I rated Lowe well enough to be an AB. Remember we were picking the likes of George Bridge above such players so theres no disputing a lot of bad decisions have been made by those last two coaches. Does a team like the ABs need a finicky winger who you have to adapt and change a lot of your style with to get benefit from? No, not really. But he still would have been a basic improvement on players like even Savea at the tail of his career, Bridge, and could even have converted into the answer of replacing Beauden at the back. Instead we persisted with NMS, Naholo, Havili, Reece, all players we would have cared even less about losing and all because Rieko had Lowe's number 11 jersey nailed down.


He was of course only 23 when he decided to leave, it was back in the beggining of the period they had started retaining players (from 2018 onwards I think, they came out saying theyre going to be more aggressive at some point).

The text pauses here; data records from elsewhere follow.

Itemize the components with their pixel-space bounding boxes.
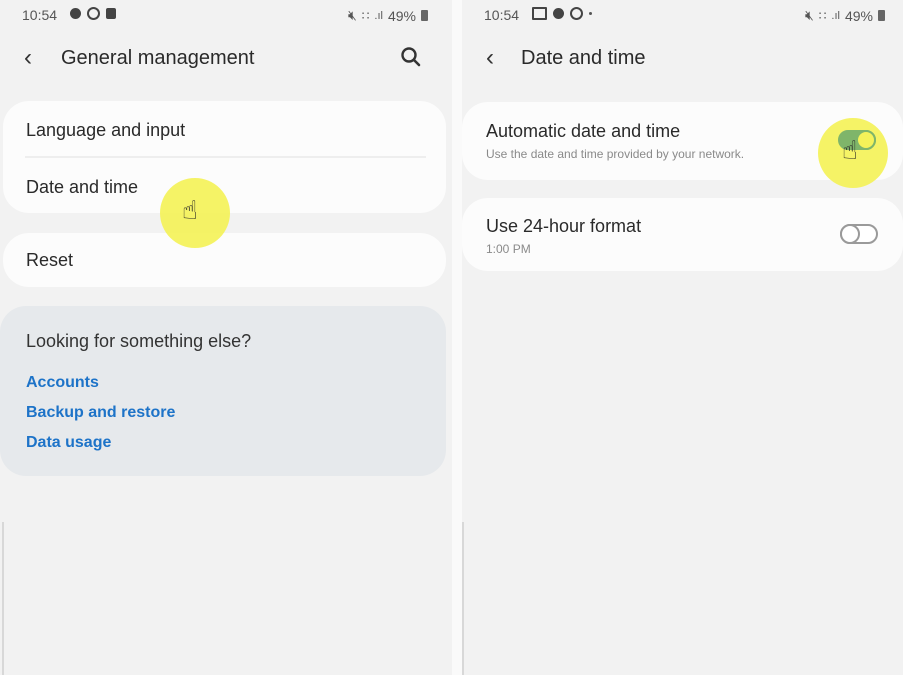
suggestions-heading: Looking for something else? xyxy=(26,331,252,351)
setting-24-hour-format[interactable]: Use 24-hour format 1:00 PM xyxy=(462,198,903,271)
sync-ring-icon xyxy=(87,7,100,20)
link-backup-and-restore[interactable]: Backup and restore xyxy=(26,404,175,422)
status-time: 10:54 xyxy=(484,7,520,23)
hand-pointer-icon: ☝︎ xyxy=(842,135,858,165)
battery-icon xyxy=(421,10,428,21)
status-bar: 10:54 🔇︎ ∷ .ıl 49% xyxy=(462,5,903,25)
page-title: Date and time xyxy=(521,47,646,69)
setting-description: Use the date and time provided by your n… xyxy=(486,147,745,161)
signal-icon: .ıl xyxy=(831,9,840,22)
sync-ring-icon xyxy=(570,7,583,20)
mute-icon: 🔇︎ xyxy=(804,7,814,23)
app-header: ‹ General management xyxy=(0,40,452,76)
hand-pointer-icon: ☝︎ xyxy=(182,195,198,225)
wifi-icon: ∷ xyxy=(361,8,370,23)
square-notification-icon xyxy=(106,8,116,19)
suggestions-card: Looking for something else? Accounts Bac… xyxy=(0,306,446,476)
status-time: 10:54 xyxy=(22,7,58,23)
panel-edge xyxy=(2,522,4,675)
divider xyxy=(25,156,426,158)
wifi-icon: ∷ xyxy=(818,8,827,23)
setting-label: Use 24-hour format xyxy=(486,216,642,236)
link-accounts[interactable]: Accounts xyxy=(26,374,99,392)
setting-description: 1:00 PM xyxy=(486,242,531,256)
back-chevron-icon[interactable]: ‹ xyxy=(486,44,494,72)
link-data-usage[interactable]: Data usage xyxy=(26,434,111,452)
back-chevron-icon[interactable]: ‹ xyxy=(24,44,32,72)
menu-item-date-and-time[interactable]: Date and time xyxy=(26,177,138,198)
status-bar: 10:54 🔇︎ ∷ .ıl 49% xyxy=(0,5,452,25)
panel-edge xyxy=(462,522,464,675)
battery-icon xyxy=(878,10,885,21)
more-dot-icon xyxy=(589,12,592,15)
battery-percent: 49% xyxy=(844,7,873,24)
mute-icon: 🔇︎ xyxy=(347,7,357,23)
page-title: General management xyxy=(61,47,255,69)
info-dot-icon xyxy=(553,8,564,19)
toggle-24-hour-format[interactable] xyxy=(840,224,878,244)
setting-label: Automatic date and time xyxy=(486,121,681,141)
general-management-screen: 10:54 🔇︎ ∷ .ıl 49% ‹ General management … xyxy=(0,0,452,675)
panel-separator xyxy=(452,0,462,675)
battery-percent: 49% xyxy=(387,7,416,24)
menu-item-reset[interactable]: Reset xyxy=(26,250,73,271)
menu-item-language-and-input[interactable]: Language and input xyxy=(26,120,185,141)
date-and-time-screen: 10:54 🔇︎ ∷ .ıl 49% ‹ Date and time Autom… xyxy=(462,0,903,675)
app-header: ‹ Date and time xyxy=(462,40,903,76)
settings-group-2: Reset xyxy=(3,233,446,287)
image-icon xyxy=(532,7,547,20)
info-dot-icon xyxy=(70,8,81,19)
search-icon[interactable] xyxy=(400,46,422,68)
signal-icon: .ıl xyxy=(374,9,383,22)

So he might, all of them, only just missed out.


The main point that Ed made is that situations like Lowe's, Aki's, JGP's, aren't going to happen in future. That's a bit of a "NZ" only problem, because those players need to reach such a high standard to be chosen by the All Blacks, were as a country like Ireland wants them a lot earlier like that. This is basically the 'ready in 3 years' concept Ireland relied on, versus the '5 years and they've left' concept' were that player is now ready to be chosen by the All Blacks (given a contract to play Super, ala SBW, and hopefully Manu).

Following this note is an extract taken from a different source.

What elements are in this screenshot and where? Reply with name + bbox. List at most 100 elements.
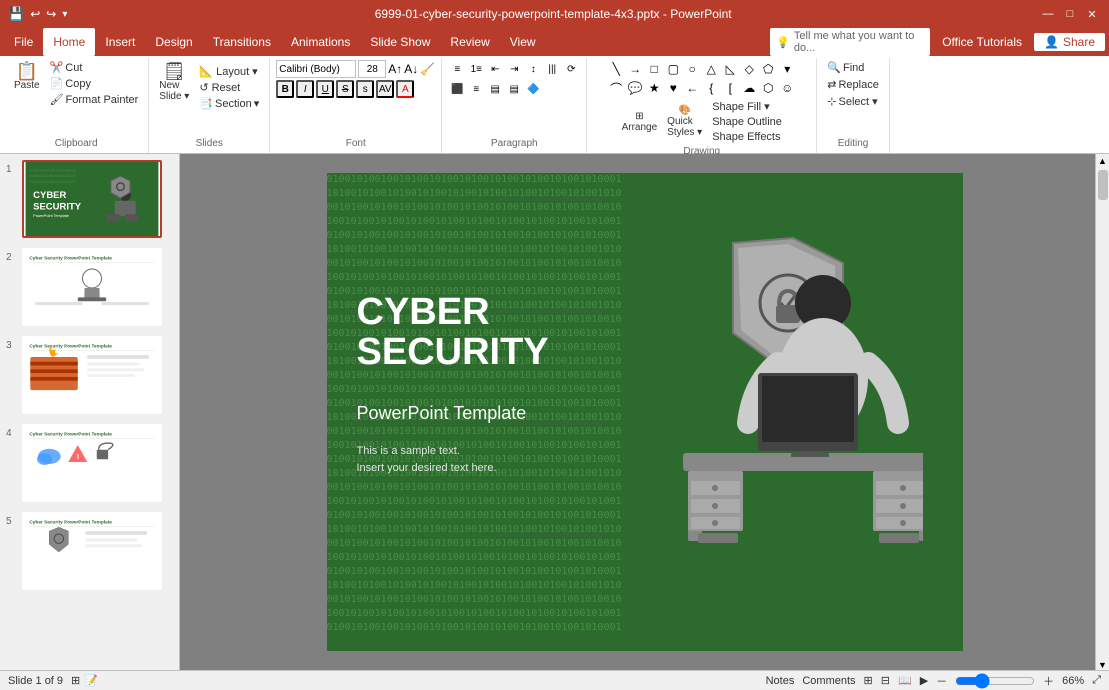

The 'mercenary' thing that will take longer to expire, and which I was referring to, is the grandparents rule. The new kids coming through now aren't going to have as many gp born overseas, so the amount of players that can leave with a prospect of International rugby offer are going to drop dramatically at some point. All these kiwi fellas playing for a PI, is going to stop sadly.


The new era problem that will replace those old concerns is now French and Japanese clubs (doing the same as NRL teams have done for decades by) picking kids out of school. The problem here is not so much a national identity one, than it is a farm system where 9 in 10 players are left with nothing. A stunted education and no support in a foreign country (well they'll get kicked out of those countries were they don't in Australia).


It's the same sort of situation were NZ would be the big guy, but there weren't many downsides with it. The only one I can think was brought up but a poster on this site, I can't recall who it was, but he seemed to know a lot of kids coming from the Islands weren't really given the capability to fly back home during school xms holidays etc. That is probably something that should be fixed by the union. Otherwise getting someone like Fakatava over here for his last year of school definitely results in NZ being able to pick the cherries off the top but it also allows that player to develop and be able to represent Tonga and under age and possibly even later in his career. Where as a kid being taken from NZ is arguably going to be worse off in every respect other than perhaps money. Not going to develop as a person, not going to develop as a player as much, so I have a lotof sympathy for NZs case that I don't include them in that group but I certainly see where you're coming from and it encourages other countries to think they can do the same while not realising they're making a much worse experience/situation.